Grande gave Ximena a backstory with roots in San Antonio de Bexar, back when Texas was part of Mexico. Ximena’s family sided with the Anglos against the Mexicans during the Texas Revolution, yet nevertheless, when the narrative begins, Ximena has lost her home in Texas and has had to relocate south of the Rio Grande. There, she rides horses with her husband and learns about healing from her grandmother, a curandera.

These details are a poignant tribute to the author’s late grandmother, who was also a curandera.

“When I was a little girl, I often watched her doing limpias [cleansing rituals], stuff like that,” Grande said. “I have memories of my grandmother practicing curanderismo.” She added that the scenes between Ximena and her abuela (grandmother) are an imaginary “relationship I might have had with my grandmother.”

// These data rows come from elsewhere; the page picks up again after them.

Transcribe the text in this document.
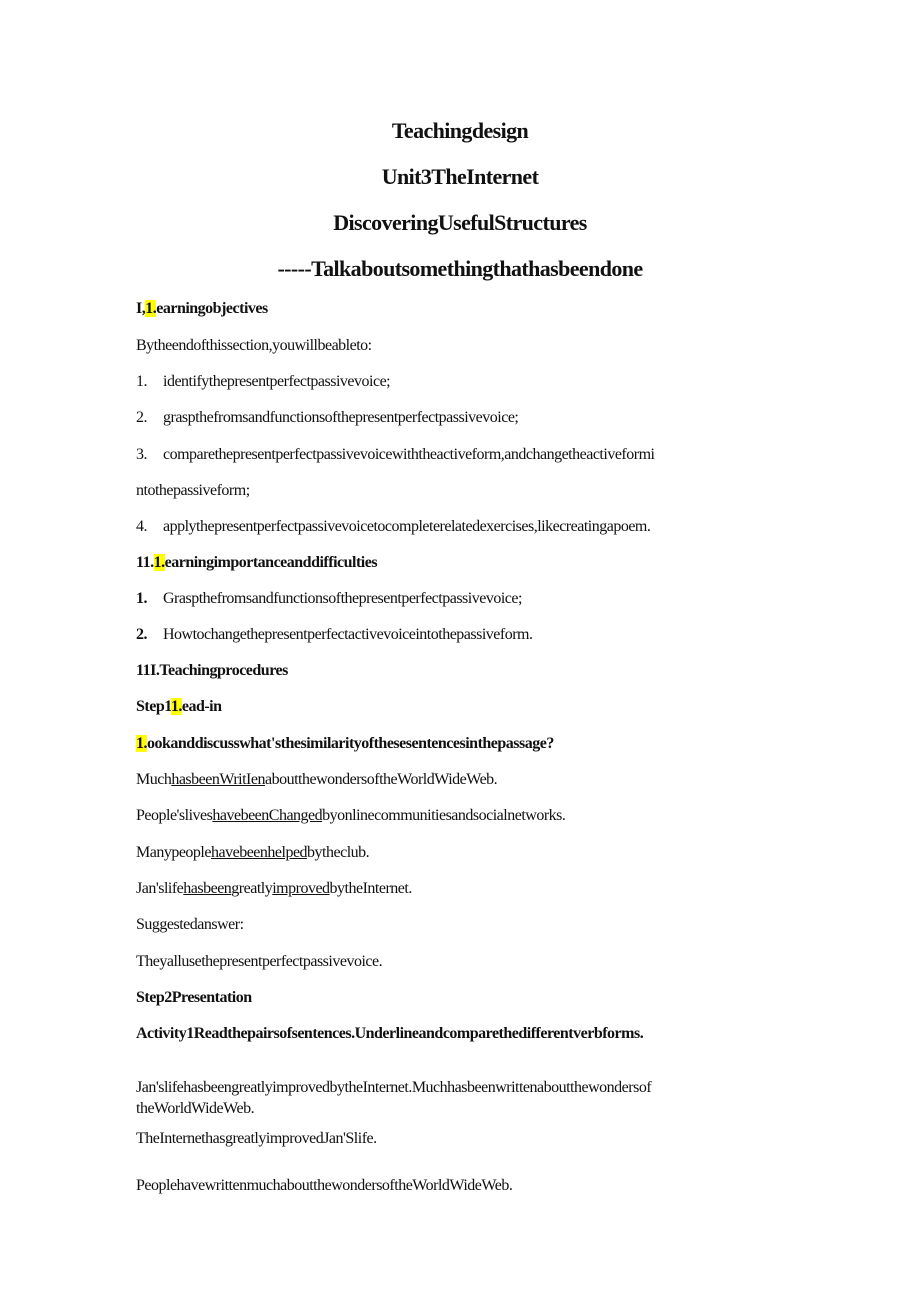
Teachingdesign
Unit3TheInternet
DiscoveringUsefulStructures
-----Talkaboutsomethingthathasbeendone
I,1.earningobjectives
Bytheendofthissection,youwillbeableto:
1. identifythepresentperfectpassivevoice;
2. graspthefromsandfunctionsofthepresentperfectpassivevoice;
3. comparethepresentperfectpassivevoicewiththeactiveform,andchangetheactiveformi
ntothepassiveform;
4. applythepresentperfectpassivevoicetocompleterelatedexercises,likecreatingapoem.
11.1.earningimportanceanddifficulties
1. Graspthefromsandfunctionsofthepresentperfectpassivevoice;
2. Howtochangethepresentperfectactivevoiceintothepassiveform.
11I.Teachingprocedures
Step11.ead-in
1.ookanddiscusswhat'sthesimilarityofthesesentencesinthepassage?
MuchhasbeenWritIenaboutthewondersoftheWorldWideWeb.
People'sliveshavebeenChangedbyonlinecommunitiesandsocialnetworks.
Manypeoplehavebeenhelpedbytheclub.
Jan'slifehasbeengreatlyimprovedbytheInternet.
Suggestedanswer:
Theyallusethepresentperfectpassivevoice.
Step2Presentation
Activity1Readthepairsofsentences.Underlineandcomparethedifferentverbforms.
Jan'slifehasbeengreatlyimprovedbytheInternet.Muchhasbeenwrittenaboutthewondersof
theWorldWideWeb.
TheInternethasgreatlyimprovedJan'Slife.
PeoplehavewrittenmuchaboutthewondersoftheWorldWideWeb.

After the outbreak of the Mexican-American War, Ximena’s hacienda becomes a target of the Texas Rangers, and her husband dies in the attack. Seeking revenge, she becomes a nurse in the Mexican army, where she meets Riley.

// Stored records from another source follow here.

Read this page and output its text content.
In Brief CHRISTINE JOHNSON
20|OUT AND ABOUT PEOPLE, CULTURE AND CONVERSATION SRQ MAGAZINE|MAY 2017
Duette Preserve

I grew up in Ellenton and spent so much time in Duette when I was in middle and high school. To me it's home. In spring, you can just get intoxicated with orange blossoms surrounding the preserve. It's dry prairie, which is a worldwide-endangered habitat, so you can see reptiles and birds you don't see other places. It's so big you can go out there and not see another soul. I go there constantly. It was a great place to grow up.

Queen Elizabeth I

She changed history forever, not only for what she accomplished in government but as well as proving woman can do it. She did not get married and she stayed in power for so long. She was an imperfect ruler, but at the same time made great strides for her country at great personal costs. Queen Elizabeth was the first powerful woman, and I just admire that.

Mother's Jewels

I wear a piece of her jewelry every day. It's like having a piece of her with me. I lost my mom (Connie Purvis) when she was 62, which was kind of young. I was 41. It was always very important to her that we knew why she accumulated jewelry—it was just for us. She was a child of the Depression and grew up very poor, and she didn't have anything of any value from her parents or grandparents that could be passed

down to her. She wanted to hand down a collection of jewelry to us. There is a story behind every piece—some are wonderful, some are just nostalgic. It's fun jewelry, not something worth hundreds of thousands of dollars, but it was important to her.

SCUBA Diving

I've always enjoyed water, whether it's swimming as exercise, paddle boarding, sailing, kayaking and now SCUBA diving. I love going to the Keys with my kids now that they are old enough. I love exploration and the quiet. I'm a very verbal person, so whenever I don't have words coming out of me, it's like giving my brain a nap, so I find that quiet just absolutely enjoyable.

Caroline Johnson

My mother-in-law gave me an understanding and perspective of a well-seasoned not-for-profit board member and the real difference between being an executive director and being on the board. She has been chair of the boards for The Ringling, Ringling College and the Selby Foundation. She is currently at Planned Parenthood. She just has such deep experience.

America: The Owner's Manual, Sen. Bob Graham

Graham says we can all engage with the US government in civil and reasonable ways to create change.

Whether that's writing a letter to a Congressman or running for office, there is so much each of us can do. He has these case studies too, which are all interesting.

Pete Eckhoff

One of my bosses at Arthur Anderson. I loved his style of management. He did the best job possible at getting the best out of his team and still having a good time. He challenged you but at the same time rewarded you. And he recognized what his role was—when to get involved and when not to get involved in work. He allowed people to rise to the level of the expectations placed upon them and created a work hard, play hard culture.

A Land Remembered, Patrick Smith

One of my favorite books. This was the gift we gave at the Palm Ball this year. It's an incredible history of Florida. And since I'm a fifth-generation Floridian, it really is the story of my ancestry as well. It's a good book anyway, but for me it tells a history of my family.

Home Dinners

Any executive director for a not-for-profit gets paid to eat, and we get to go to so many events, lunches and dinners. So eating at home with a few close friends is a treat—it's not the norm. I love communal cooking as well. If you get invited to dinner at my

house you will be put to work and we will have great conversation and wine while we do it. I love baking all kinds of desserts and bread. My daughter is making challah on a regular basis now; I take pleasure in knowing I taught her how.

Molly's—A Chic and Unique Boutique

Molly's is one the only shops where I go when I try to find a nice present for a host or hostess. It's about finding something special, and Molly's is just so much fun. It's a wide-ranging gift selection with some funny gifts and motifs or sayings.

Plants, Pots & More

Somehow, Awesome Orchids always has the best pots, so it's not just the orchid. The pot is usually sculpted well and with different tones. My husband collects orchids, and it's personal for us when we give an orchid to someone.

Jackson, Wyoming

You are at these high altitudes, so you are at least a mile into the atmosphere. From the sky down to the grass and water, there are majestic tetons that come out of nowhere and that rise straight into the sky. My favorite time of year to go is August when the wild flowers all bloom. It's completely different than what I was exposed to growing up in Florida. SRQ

A memorable, passionate love story develops between them, reflected in conversations punctuated with John’s Irish brogue and Ximena’s Mexican accent. One such exchange takes place when John fears that all is lost on the retreat from Buena Vista. “Don’t give up on me, you hear?’ he pleads. “Don’t leave me to the buzzards.”

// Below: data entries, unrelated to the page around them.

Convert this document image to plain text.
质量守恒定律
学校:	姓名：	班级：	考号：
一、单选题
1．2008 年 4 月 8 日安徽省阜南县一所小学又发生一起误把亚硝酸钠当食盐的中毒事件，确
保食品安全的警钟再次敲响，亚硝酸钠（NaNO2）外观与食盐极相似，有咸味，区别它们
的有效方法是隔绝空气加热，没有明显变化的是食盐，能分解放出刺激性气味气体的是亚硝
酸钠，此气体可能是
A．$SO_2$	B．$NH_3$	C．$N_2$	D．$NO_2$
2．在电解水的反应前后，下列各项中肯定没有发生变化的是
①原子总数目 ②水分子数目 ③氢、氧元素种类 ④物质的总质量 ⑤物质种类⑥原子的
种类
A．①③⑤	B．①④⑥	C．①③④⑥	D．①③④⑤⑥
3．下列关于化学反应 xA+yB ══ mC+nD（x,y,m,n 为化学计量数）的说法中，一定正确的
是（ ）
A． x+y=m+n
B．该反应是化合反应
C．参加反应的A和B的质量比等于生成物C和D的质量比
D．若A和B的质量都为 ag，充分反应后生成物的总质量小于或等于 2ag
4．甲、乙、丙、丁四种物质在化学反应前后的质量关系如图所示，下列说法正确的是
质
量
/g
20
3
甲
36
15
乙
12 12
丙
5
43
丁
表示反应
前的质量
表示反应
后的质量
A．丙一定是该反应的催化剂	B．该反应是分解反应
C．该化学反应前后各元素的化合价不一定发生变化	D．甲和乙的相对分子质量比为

She replies, “¡Nunca [never]! I will not leave you behind, soldier.”

Ximena’s Texas background also means that she is familiar with Santa Anna. Although the novel presents him as able to inspire the army to go into battle, it also shows an unsavory side.

“Based on everything I read about him, reading his proclamations, I felt he was a very complex and complicated man,” Grande said. “He was charismatic but also a womanizer, a flirt.”

A Ballad of Love and Glory novel
Grande’s book is both a war novel and a love story embedded in a piece of history that for many decades, the U.S. government did not acknowledge happened. Reyna Grande

The book even depicts Santa Anna’s love of cockfighting, which he expresses to both Ximena and John at various points.

“To me, the cockfighting also turns into a metaphor in the book,” Grande said, citing an exchange in the book between John and a fellow San Patricio soldier. “John Riley turns to Patrick Dalton and says there’s a fine line between bravery and foolishness, talking about the cocks and why they fight to the death.”

“I think it’s mostly male readers who are liking the book,” Grande reflected. “They like the battles, they like the politics. They like that the book is a war story with a love story, that the love story doesn’t dominate the narrative, whereas female readers, I think, they wanted more love, less war.”

The war narrative contains a grim chapter. Although the San Patricios performed valiantly, many were captured by the U.S. military after the Battle of Churubusco, a battle which the U.S. general Ulysses S. Grant once said was one of the hardest of the war to win.

In real life, the captured San Patricio soldiers were court-martialed by the U.S. for treason. Fifty were executed. While Riley’s life was spared, he was whipped and branded.

His life after the war is unknown to history, according to the author. “Nobody knows what happened to him,” she said. “Once he was discharged from the Mexican army, he disappeared from the military records. People don’t really know what happened.”

So the author came up with her own ending to the story of John and Ximena. “It was up to me to give him an ending,” she said.

But what of Riley’s unit?

St. Patrick's Batallion
The St. Patrick’s Battalion was honored by the Mexican government for their role in the war in 1959. Around 80 members were eventually captured by U.S. forces in August of 1847.

“For a long time, the U.S. government denied the existence of the St. Patrick’s Battalion. It was not until recent decades when they finally released the records, the official military records, especially of the courts-martial.”

“In Mexico, it’s different. In Mexico, they’re still considered as the Irish heroes.”

Rich Tenorio is a frequent contributor to Mexico News Daily.